Éditeur : Pocket (2016)

Pages : 447

Ma note : 4,5/5

Mon avis :

Inspiré d’une histoire vraie, ce roman nous plonge dans une Islande austère du XIXème siècle qui a vu sa dernière exécution avoir lieu en 1829. Celle d’Agnes Magnúsdóttir, condamnée pour sa participation au meurtre de Natan Ketilsson et Pétur Jónsson en 1828 au nord de l’île, à Illugastadir.

C’est une histoire extrêmement bien fouillée par l’auteure qui nous est relatée, c’est un récit historiquement riche, un pan sombre du passé islandais. Nous sommes immergés dans cette ambiance âpre et rude. Les corbeaux tournoient, le froid envahit les maisons et les cœurs, la neige engloutit les paysages. Hannah Kent, à travers une écriture séduisante et des passages poétiques, a complètement su m’embarquer dans ce tableau ténébreux islandais. 

Nous vivons quelques mois avec cette femme qui est condamnée à mort et qui va raconter sa vérité au fil des pages. Transférée dans une ferme isolée de la vallée de Vatnsdalur – car la contrée ne disposait d’aucune structure publique permettant d’accueillir des prisonniers -, Agnes sera d’abord confrontée au mépris et à la peur de ses hôtes d’héberger en leur sein une meurtrière. Elle fera appel à un pasteur, le sous-révérend Þorvardur Jónsson, pour l’accompagner et se libérer de ce poids. Pour qu’on l’écoute enfin. Ce dernier aura en charge de mener sa fidèle au repentir avant son exécution. Le côté religieux est donc assez présent et apporte une dimension spirituelle au récit. Nous découvrons également l’amour terrible de cette femme pour Natan, une des deux victimes, qui était un homme controversé et irascible. En parallèle, Agnes va travailler pour le fermier Jón, sa femme Margrét et leurs deux filles Lauga et Steina, comme une servante l’aurait fait. Les fermiers embauchent en effet régulièrement des filles de ferme, des servantes, pour aider au dur labeur.
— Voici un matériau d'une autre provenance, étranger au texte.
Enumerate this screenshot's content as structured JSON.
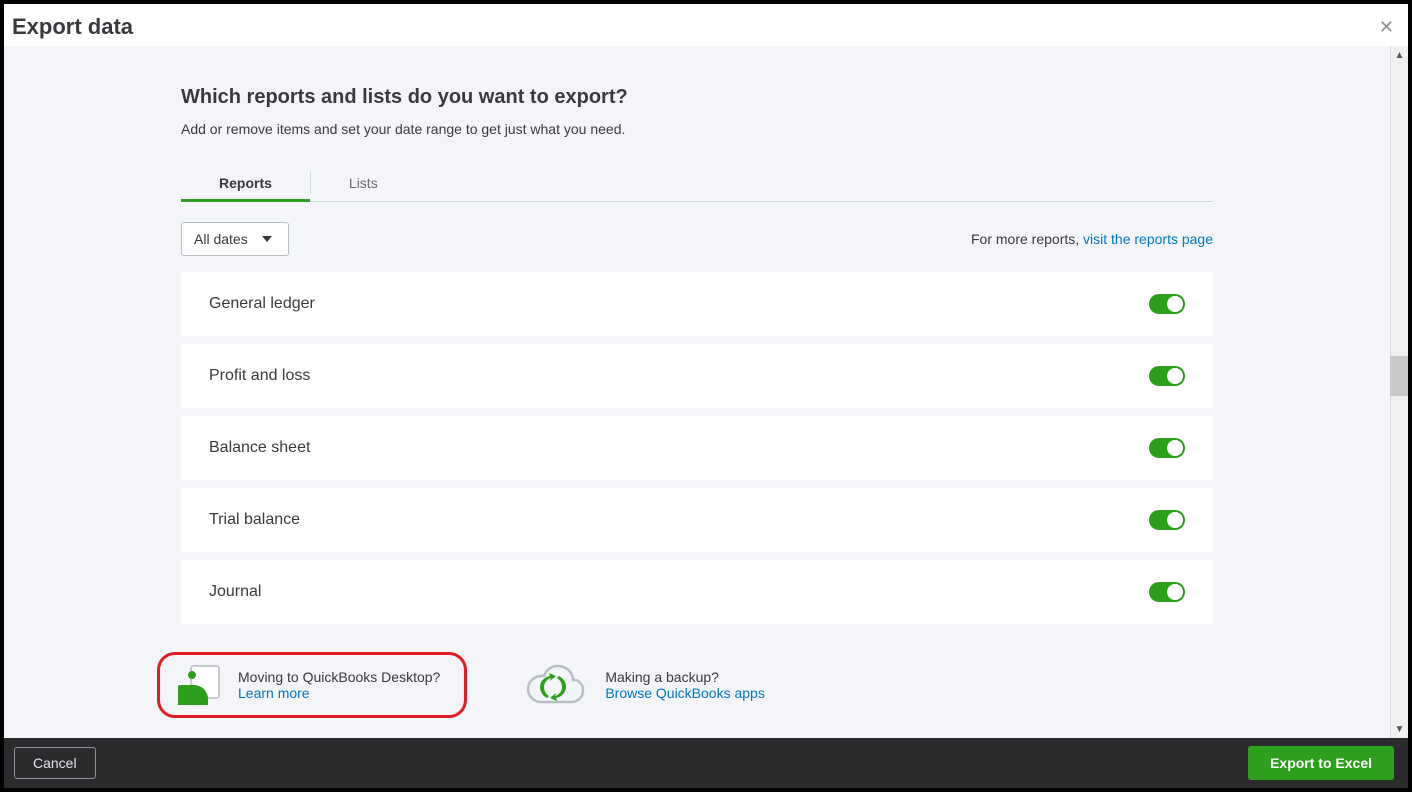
{
  "title": "Export data",
  "heading": "Which reports and lists do you want to export?",
  "subheading": "Add or remove items and set your date range to get just what you need.",
  "tabs": {
    "reports": "Reports",
    "lists": "Lists"
  },
  "date_select": "All dates",
  "more_reports_prefix": "For more reports, ",
  "more_reports_link": "visit the reports page",
  "reports": [
    {
      "label": "General ledger",
      "on": true
    },
    {
      "label": "Profit and loss",
      "on": true
    },
    {
      "label": "Balance sheet",
      "on": true
    },
    {
      "label": "Trial balance",
      "on": true
    },
    {
      "label": "Journal",
      "on": true
    }
  ],
  "promo_desktop": {
    "question": "Moving to QuickBooks Desktop?",
    "link": "Learn more"
  },
  "promo_backup": {
    "question": "Making a backup?",
    "link": "Browse QuickBooks apps"
  },
  "footer": {
    "cancel": "Cancel",
    "export": "Export to Excel"
  }
}
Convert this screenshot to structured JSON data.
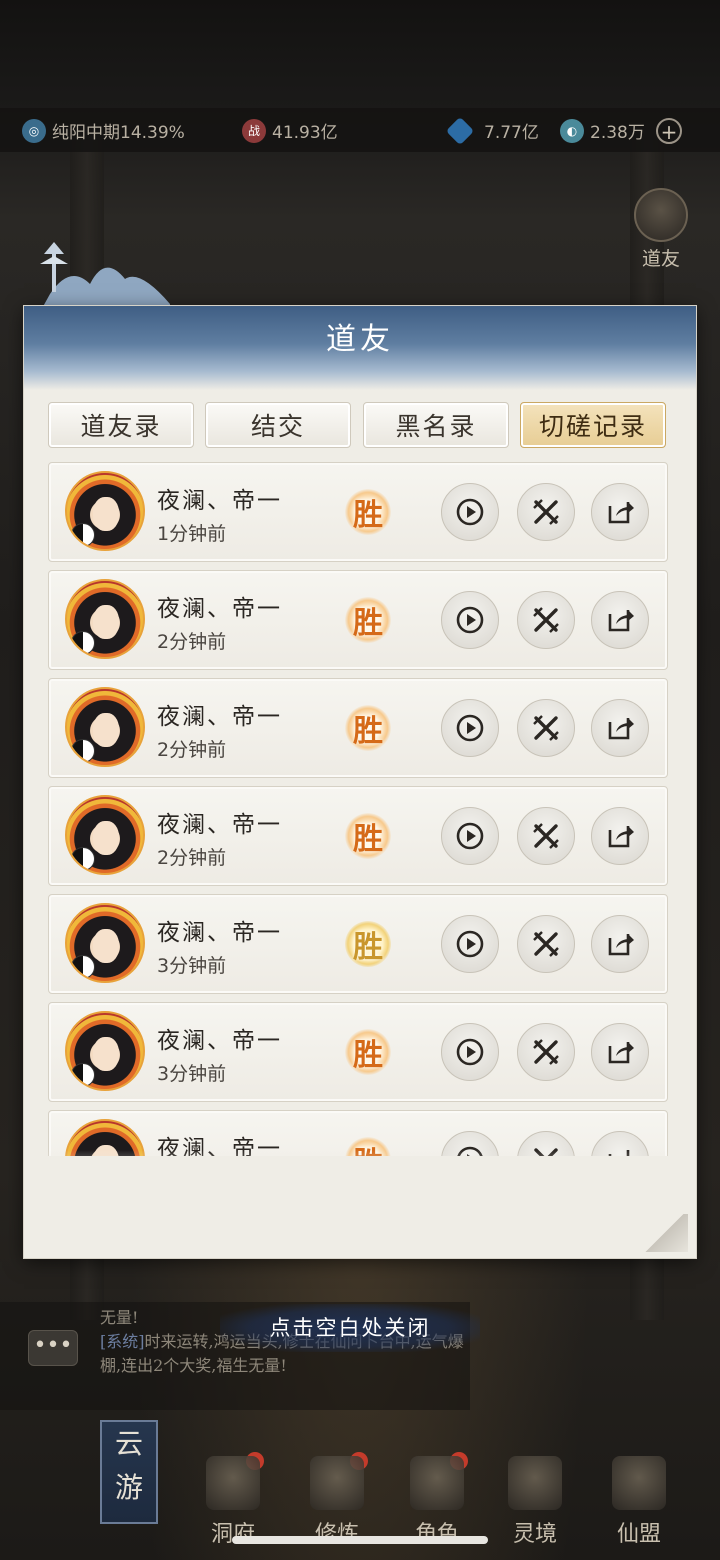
{
  "status": {
    "realm": "纯阳中期14.39%",
    "power": "41.93亿",
    "gems": "7.77亿",
    "coins": "2.38万",
    "power_icon_text": "战"
  },
  "side_shortcut": {
    "label": "道友"
  },
  "dialog": {
    "title": "道友",
    "tabs": [
      {
        "label": "道友录",
        "active": false
      },
      {
        "label": "结交",
        "active": false
      },
      {
        "label": "黑名录",
        "active": false
      },
      {
        "label": "切磋记录",
        "active": true
      }
    ],
    "records": [
      {
        "name": "夜澜、帝一",
        "time": "1分钟前",
        "result": "胜"
      },
      {
        "name": "夜澜、帝一",
        "time": "2分钟前",
        "result": "胜"
      },
      {
        "name": "夜澜、帝一",
        "time": "2分钟前",
        "result": "胜"
      },
      {
        "name": "夜澜、帝一",
        "time": "2分钟前",
        "result": "胜"
      },
      {
        "name": "夜澜、帝一",
        "time": "3分钟前",
        "result": "胜"
      },
      {
        "name": "夜澜、帝一",
        "time": "3分钟前",
        "result": "胜"
      },
      {
        "name": "夜澜、帝一",
        "time": "",
        "result": "胜"
      }
    ]
  },
  "close_hint": "点击空白处关闭",
  "chat": {
    "line1": "无量!",
    "system_tag": "[系统]",
    "line2": "时来运转,鸿运当头,修士在仙问卜台中,运气爆棚,连出2个大奖,福生无量!"
  },
  "cloud_tab": "云游",
  "nav": [
    {
      "label": "洞府"
    },
    {
      "label": "修炼"
    },
    {
      "label": "角色"
    },
    {
      "label": "灵境"
    },
    {
      "label": "仙盟"
    }
  ]
}
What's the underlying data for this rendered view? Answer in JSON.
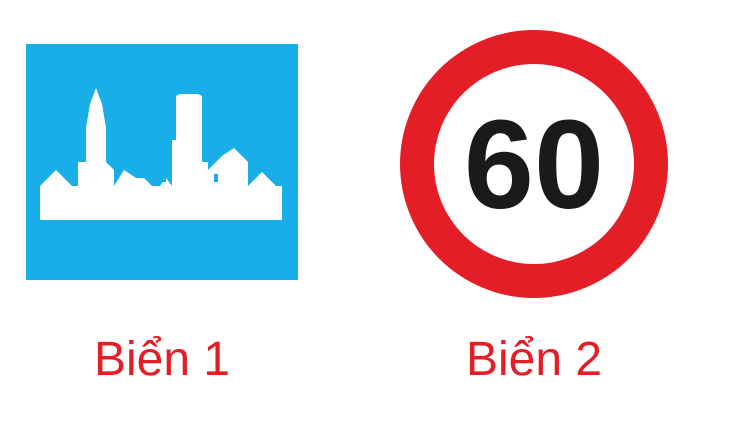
{
  "signs": [
    {
      "caption": "Biển 1",
      "icon": "city-skyline-icon",
      "background_color": "#1aaee8",
      "symbol_color": "#ffffff"
    },
    {
      "caption": "Biển 2",
      "icon": "speed-limit-icon",
      "speed_value": "60",
      "ring_color": "#e41e26",
      "inner_color": "#ffffff",
      "text_color": "#1a1a1a"
    }
  ],
  "caption_color": "#e41e26"
}
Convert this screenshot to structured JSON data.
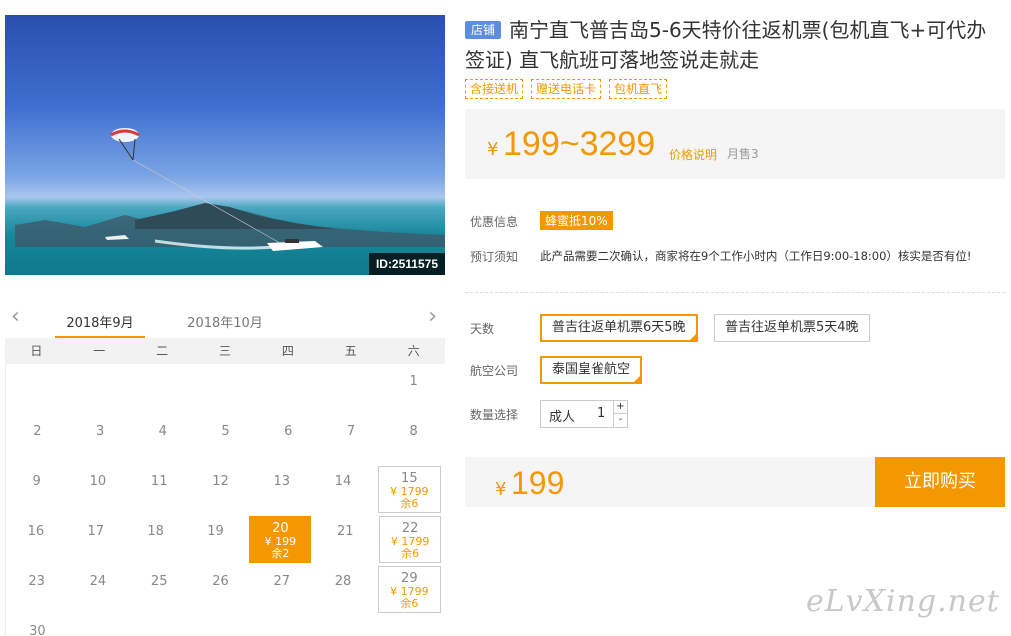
{
  "photo": {
    "id_label": "ID:2511575"
  },
  "product": {
    "shop_badge": "店铺",
    "title": "南宁直飞普吉岛5-6天特价往返机票(包机直飞+可代办签证) 直飞航班可落地签说走就走",
    "tags": [
      "含接送机",
      "赠送电话卡",
      "包机直飞"
    ],
    "price_currency": "¥",
    "price_range": "199~3299",
    "price_explain": "价格说明",
    "monthly_sales": "月售3"
  },
  "info": {
    "promo_label": "优惠信息",
    "promo_value": "蜂蜜抵10%",
    "notice_label": "预订须知",
    "notice_value": "此产品需要二次确认，商家将在9个工作小时内（工作日9:00-18:00）核实是否有位!"
  },
  "options": {
    "days_label": "天数",
    "days": [
      "普吉往返单机票6天5晚",
      "普吉往返单机票5天4晚"
    ],
    "airline_label": "航空公司",
    "airline": "泰国皇雀航空",
    "qty_label": "数量选择",
    "qty_type": "成人",
    "qty_value": "1",
    "plus": "+",
    "minus": "-"
  },
  "buy": {
    "currency": "¥",
    "price": "199",
    "button": "立即购买"
  },
  "calendar": {
    "prev": "‹",
    "next": "›",
    "months": [
      "2018年9月",
      "2018年10月"
    ],
    "weekdays": [
      "日",
      "一",
      "二",
      "三",
      "四",
      "五",
      "六"
    ],
    "rows": [
      [
        {
          "d": ""
        },
        {
          "d": ""
        },
        {
          "d": ""
        },
        {
          "d": ""
        },
        {
          "d": ""
        },
        {
          "d": ""
        },
        {
          "d": "1"
        }
      ],
      [
        {
          "d": "2"
        },
        {
          "d": "3"
        },
        {
          "d": "4"
        },
        {
          "d": "5"
        },
        {
          "d": "6"
        },
        {
          "d": "7"
        },
        {
          "d": "8"
        }
      ],
      [
        {
          "d": "9"
        },
        {
          "d": "10"
        },
        {
          "d": "11"
        },
        {
          "d": "12"
        },
        {
          "d": "13"
        },
        {
          "d": "14"
        },
        {
          "d": "15",
          "p": "¥ 1799",
          "s": "余6"
        }
      ],
      [
        {
          "d": "16"
        },
        {
          "d": "17"
        },
        {
          "d": "18"
        },
        {
          "d": "19"
        },
        {
          "d": "20",
          "p": "¥ 199",
          "s": "余2",
          "sel": true
        },
        {
          "d": "21"
        },
        {
          "d": "22",
          "p": "¥ 1799",
          "s": "余6"
        }
      ],
      [
        {
          "d": "23"
        },
        {
          "d": "24"
        },
        {
          "d": "25"
        },
        {
          "d": "26"
        },
        {
          "d": "27"
        },
        {
          "d": "28"
        },
        {
          "d": "29",
          "p": "¥ 1799",
          "s": "余6"
        }
      ],
      [
        {
          "d": "30"
        },
        {
          "d": ""
        },
        {
          "d": ""
        },
        {
          "d": ""
        },
        {
          "d": ""
        },
        {
          "d": ""
        },
        {
          "d": ""
        }
      ]
    ]
  },
  "watermark": "eLvXing.net"
}
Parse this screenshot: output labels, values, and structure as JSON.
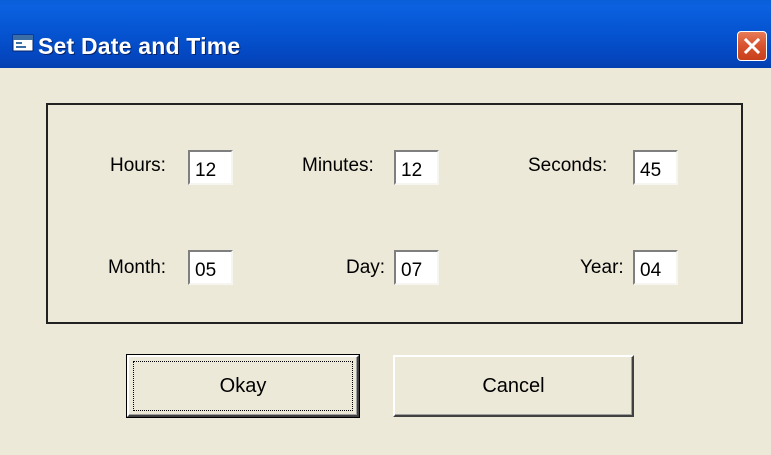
{
  "window": {
    "title": "Set Date and Time",
    "icon": "app-window-icon",
    "close_icon": "close-icon"
  },
  "fields": {
    "hours": {
      "label": "Hours:",
      "value": "12"
    },
    "minutes": {
      "label": "Minutes:",
      "value": "12"
    },
    "seconds": {
      "label": "Seconds:",
      "value": "45"
    },
    "month": {
      "label": "Month:",
      "value": "05"
    },
    "day": {
      "label": "Day:",
      "value": "07"
    },
    "year": {
      "label": "Year:",
      "value": "04"
    }
  },
  "buttons": {
    "okay_label": "Okay",
    "cancel_label": "Cancel"
  },
  "colors": {
    "titlebar": "#0553d0",
    "dialog_background": "#ece9d8",
    "close_button": "#d9552f"
  }
}
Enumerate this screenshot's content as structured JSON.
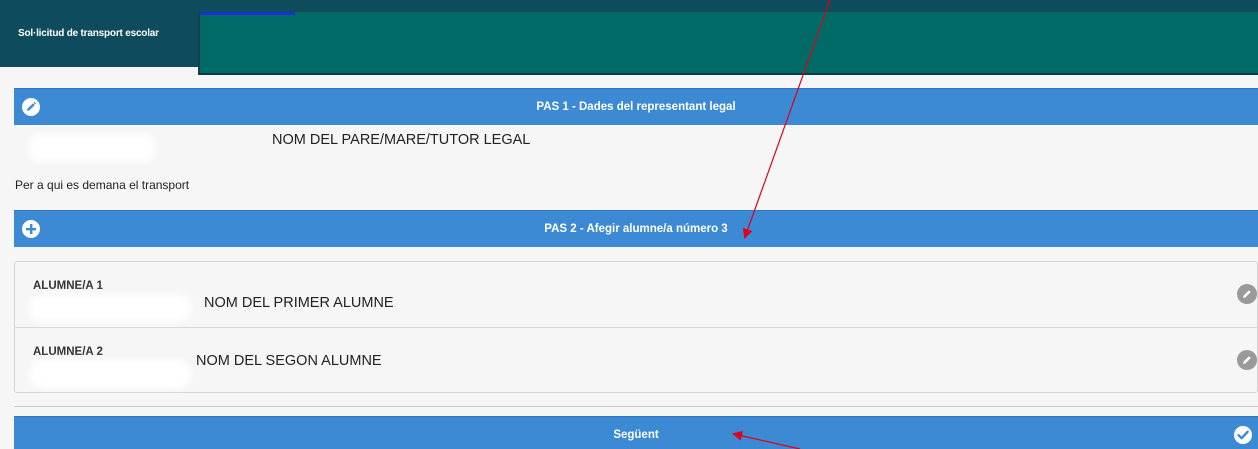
{
  "header": {
    "title": "Sol·licitud de transport escolar"
  },
  "step1": {
    "title": "PAS 1 - Dades del representant legal",
    "icon": "pencil-icon",
    "guardian_name": "NOM DEL PARE/MARE/TUTOR LEGAL"
  },
  "request_for_label": "Per a qui es demana el transport",
  "step2": {
    "title": "PAS 2 - Afegir alumne/a número 3",
    "icon": "plus-icon"
  },
  "students": [
    {
      "label": "ALUMNE/A 1",
      "name": "NOM DEL PRIMER ALUMNE"
    },
    {
      "label": "ALUMNE/A 2",
      "name": "NOM DEL SEGON ALUMNE"
    }
  ],
  "next_button": {
    "label": "Següent",
    "icon": "check-icon"
  },
  "colors": {
    "header_bg": "#0e4b5c",
    "overlay": "#006b66",
    "section_bar": "#3b8ad3",
    "annotation_arrow": "#e0001b"
  }
}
Nous suivons donc la lourdeur de leur quotidien dans l’attente de la date qui annoncera le couperet final.

« Dans les premiers temps, j’avais le sentiment que nous bâtissions quelque chose de sacré. Nous choisissions nos mots avec soin et les empilions en veillant à combler les espaces vides. Deux tours se sont élevées, deux phares semblables à ceux qui se dressent le long des routes pour guider le voyageur dans le mauvais temps. Nous n’avions qu’à y monter pour nous entrevoir sous la répétition étouffante du quotidien. »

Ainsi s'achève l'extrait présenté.